There is great turmoil in the world of global agrochemical industry. German pharma-chemical giant Bayer has recently won over U.S. agro-biotech company Monsanto with a takeover offer of around $66 billion, ending months of negotiations after increasing its bid for a third time. And this acquisition, which will give the new company control of more than 25% of the world’s supply of seeds and pesticides, comes amid a wave of mergers in the agrochemical sector. Competitors including Dow Chemical, DuPont and Syngenta have all announced mergers recently, although some have yet to be cleared by regulators. And also the Canadian Potash and Agrium announced their all-stock merger last week after months of speculation.
Is it all done? No, it isn’t. The regulatory authorities are very vigilant and the impending mergers are facing intense regulatory scrutiny in different countries, as well as opposition from farmers groups. The main concern is that the mergers will increase the market power of suppliers in the already concentrated market for seed and agrochemical products.
For this reason, the planned $130 billion merger between Dow Chemical and DuPont isn’t a done deal. The merger is still going through regulatory review. The plan of the two companies is that after the slated completion of the deal at the end of 2016, the new big chemical company will then split up into three smaller and more-focused companies: specialty chemicals, advanced materials and agriculture.
ChemChina last September 6 extended by almost two months the deadline for Syngenta investors to tender their shares as the Chinese company seeks to complete a $43 billion takeover of the Swiss pesticides and seeds group.
“Investors in Basel-based Syngenta now have until November 8 to tender their shares unless this is further extended”, ChemChina said in a statement.
“All of the other terms and conditions of the tender offers remain unchanged and ChemChina continues to expect to conclude the transaction by the end of the year,” ChemChina said.

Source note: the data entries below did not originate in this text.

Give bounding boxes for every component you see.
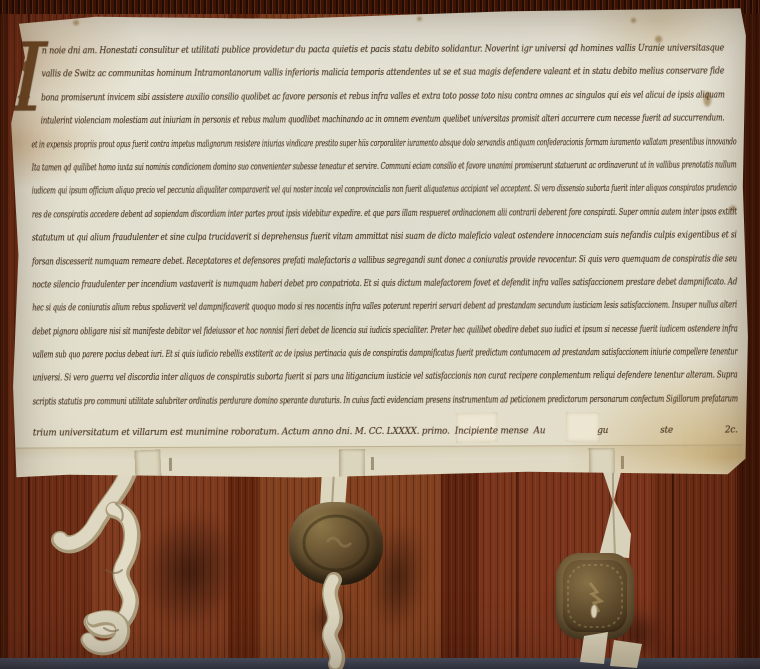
charter-text-line: bona promiserunt invicem sibi assistere … (31, 85, 606, 111)
wax-seal-right (556, 553, 634, 639)
charter-text-line: Ita tamen qd quilibet homo iuxta sui nom… (32, 155, 530, 181)
plica-slit (371, 457, 374, 470)
plica-slit (621, 456, 624, 469)
seal-face-relief (556, 553, 634, 639)
charter-text-line: scriptis statutis pro communi utilitate … (33, 389, 550, 415)
charter-photo: I n noie dni am. Honestati consulitur et… (0, 0, 760, 669)
charter-date-line: trium universitatum et villarum est muni… (33, 420, 722, 446)
charter-text-line: debet pignora obligare nisi sit manifest… (32, 319, 559, 345)
charter-text-line: statutum ut qui alium fraudulenter et si… (32, 225, 616, 251)
charter-text-line: vallem sub quo parere pocius debeat iuri… (32, 342, 540, 368)
charter-text-block: n noie dni am. Honestati consulitur et u… (31, 37, 738, 446)
plica-slit (169, 458, 172, 471)
tag-below-right-seal (576, 632, 662, 669)
stain-spot (73, 20, 79, 25)
pendant-tag-left (52, 452, 222, 667)
charter-text-line: forsan discesserit numquam remeare debet… (32, 249, 586, 275)
wax-fleck (591, 605, 597, 618)
charter-text-line: intulerint violenciam molestiam aut iniu… (31, 108, 576, 134)
charter-text-line: hec si quis de coniuratis alium rebus sp… (32, 296, 549, 322)
parchment-charter: I n noie dni am. Honestati consulitur et… (7, 7, 750, 480)
charter-text-line: universi. Si vero guerra vel discordia i… (33, 366, 586, 392)
charter-text-line: iudicem qui ipsum officium aliquo precio… (32, 179, 518, 205)
stain-spot (631, 18, 636, 23)
charter-text-line: n noie dni am. Honestati consulitur et u… (31, 38, 657, 64)
charter-text-line: res de conspiratis accedere debent ad so… (32, 202, 542, 228)
charter-text-line: et in expensis propriis prout opus fueri… (32, 132, 507, 157)
tag-below-center-seal (308, 578, 368, 668)
charter-text-line: vallis de Switz ac communitas hominum In… (31, 61, 635, 87)
charter-text-line: nocte silencio fraudulenter per incendiu… (32, 272, 587, 298)
stain-spot (417, 17, 422, 21)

“The companies are awaiting some regulatory approvals for the deal and need to keep the tender offer open during this period”, a Syngenta spokeswoman said to Reuters.
The merger between Agrium and Potash would create the largest crop nutrient company in the world. The deal enables the companies to cut $500 million of their combined costs annually over the next few years to help them withstand some of the new market dynamics.

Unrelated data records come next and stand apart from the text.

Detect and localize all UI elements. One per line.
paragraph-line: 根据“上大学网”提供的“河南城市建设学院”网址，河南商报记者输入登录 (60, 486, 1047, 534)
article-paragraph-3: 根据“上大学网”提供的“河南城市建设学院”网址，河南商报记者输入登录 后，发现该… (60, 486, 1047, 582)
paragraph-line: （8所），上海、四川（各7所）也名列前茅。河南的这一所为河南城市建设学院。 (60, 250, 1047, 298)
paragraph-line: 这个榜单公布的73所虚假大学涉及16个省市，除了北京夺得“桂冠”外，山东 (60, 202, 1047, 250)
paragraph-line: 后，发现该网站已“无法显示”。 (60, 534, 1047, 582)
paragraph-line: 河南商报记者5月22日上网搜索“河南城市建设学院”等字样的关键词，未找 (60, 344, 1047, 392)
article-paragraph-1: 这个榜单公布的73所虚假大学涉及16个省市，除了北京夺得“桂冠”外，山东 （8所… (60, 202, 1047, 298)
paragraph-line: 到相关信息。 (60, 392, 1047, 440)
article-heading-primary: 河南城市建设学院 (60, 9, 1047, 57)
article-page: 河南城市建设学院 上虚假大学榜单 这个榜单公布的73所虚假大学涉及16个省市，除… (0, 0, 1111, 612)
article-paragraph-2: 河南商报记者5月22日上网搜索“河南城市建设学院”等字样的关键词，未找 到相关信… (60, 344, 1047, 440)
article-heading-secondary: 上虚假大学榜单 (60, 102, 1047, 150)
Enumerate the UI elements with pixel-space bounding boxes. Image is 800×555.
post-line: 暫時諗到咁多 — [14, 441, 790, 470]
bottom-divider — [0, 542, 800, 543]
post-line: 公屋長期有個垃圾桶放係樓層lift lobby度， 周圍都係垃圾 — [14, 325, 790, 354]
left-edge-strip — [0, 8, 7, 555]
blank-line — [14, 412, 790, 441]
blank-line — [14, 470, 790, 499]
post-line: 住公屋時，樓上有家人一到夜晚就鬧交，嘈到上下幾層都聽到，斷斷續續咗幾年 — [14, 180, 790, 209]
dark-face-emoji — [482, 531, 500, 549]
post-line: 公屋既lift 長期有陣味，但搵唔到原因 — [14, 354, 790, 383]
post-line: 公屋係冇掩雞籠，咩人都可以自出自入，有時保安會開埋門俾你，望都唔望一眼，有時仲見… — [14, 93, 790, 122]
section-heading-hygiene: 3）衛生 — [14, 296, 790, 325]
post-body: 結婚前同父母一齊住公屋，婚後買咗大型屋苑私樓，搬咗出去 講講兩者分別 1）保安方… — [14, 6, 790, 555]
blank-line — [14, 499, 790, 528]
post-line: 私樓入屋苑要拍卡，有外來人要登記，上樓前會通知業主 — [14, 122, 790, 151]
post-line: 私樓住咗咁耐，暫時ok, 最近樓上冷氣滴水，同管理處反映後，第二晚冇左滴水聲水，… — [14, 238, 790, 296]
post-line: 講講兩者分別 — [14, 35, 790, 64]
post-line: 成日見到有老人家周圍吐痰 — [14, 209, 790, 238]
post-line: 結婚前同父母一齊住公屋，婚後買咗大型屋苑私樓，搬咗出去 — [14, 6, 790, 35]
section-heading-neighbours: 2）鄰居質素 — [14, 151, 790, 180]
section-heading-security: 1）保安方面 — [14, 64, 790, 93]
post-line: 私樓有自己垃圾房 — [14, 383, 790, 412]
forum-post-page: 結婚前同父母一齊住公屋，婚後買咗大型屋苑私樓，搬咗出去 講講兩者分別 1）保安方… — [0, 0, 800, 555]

If regulator will approve the deal between Bayer and Monsanto, the German giant headquartered in Leverkusen would inherit Monsanto’s market-leading position in seeds and crop genes. That would move Bayer heavily toward agriculture in a long-range bet on high-tech crops to sustain a growing global population.
Through combined resources, the new company expects to provide growers with “a broad set of solutions to meet current and future needs, including enhanced solutions in seeds and traits, digital agriculture and crop protection”, Bayer said in a statement.
The combination also brings together both companies’ innovation capabilities and R&D technology platforms, with an annual pro-forma R&D budget of approximately €2.5 billion.
“We are entering a new era in agriculture – one with significant challenges that demand new, sustainable solutions and technologies to enable growers to produce more with less. This combination with Bayer will deliver just that – an innovation engine that pairs Bayer’s crop protection portfolio with our world-class seeds and traits and digital agriculture tools to help growers overcome the obstacles of tomorrow. Together, Monsanto and Bayer will build on our proud tradition and respective track records of innovation in the agriculture industry, delivering a more comprehensive and broader set of solutions to growers,” said Hugh Grant, Chairman and Chief Executive Officer of Monsanto.
We now expect the moves of Basf. The German chemical giant is monitoring antitrust concerns over planned tie-ups in the global agrochemical industry for potential acquisitions, the head of the company’s crop protection business said last September 6. “We are looking at antitrust issues to see if we can help,” Markus Heldt, president of Basf’s agricultural division, said of ongoing mergers and acquisition plans in the sector to The Wall Street Journal. Competition authorities could require companies to sell off parts of their portfolio to get the deals approved.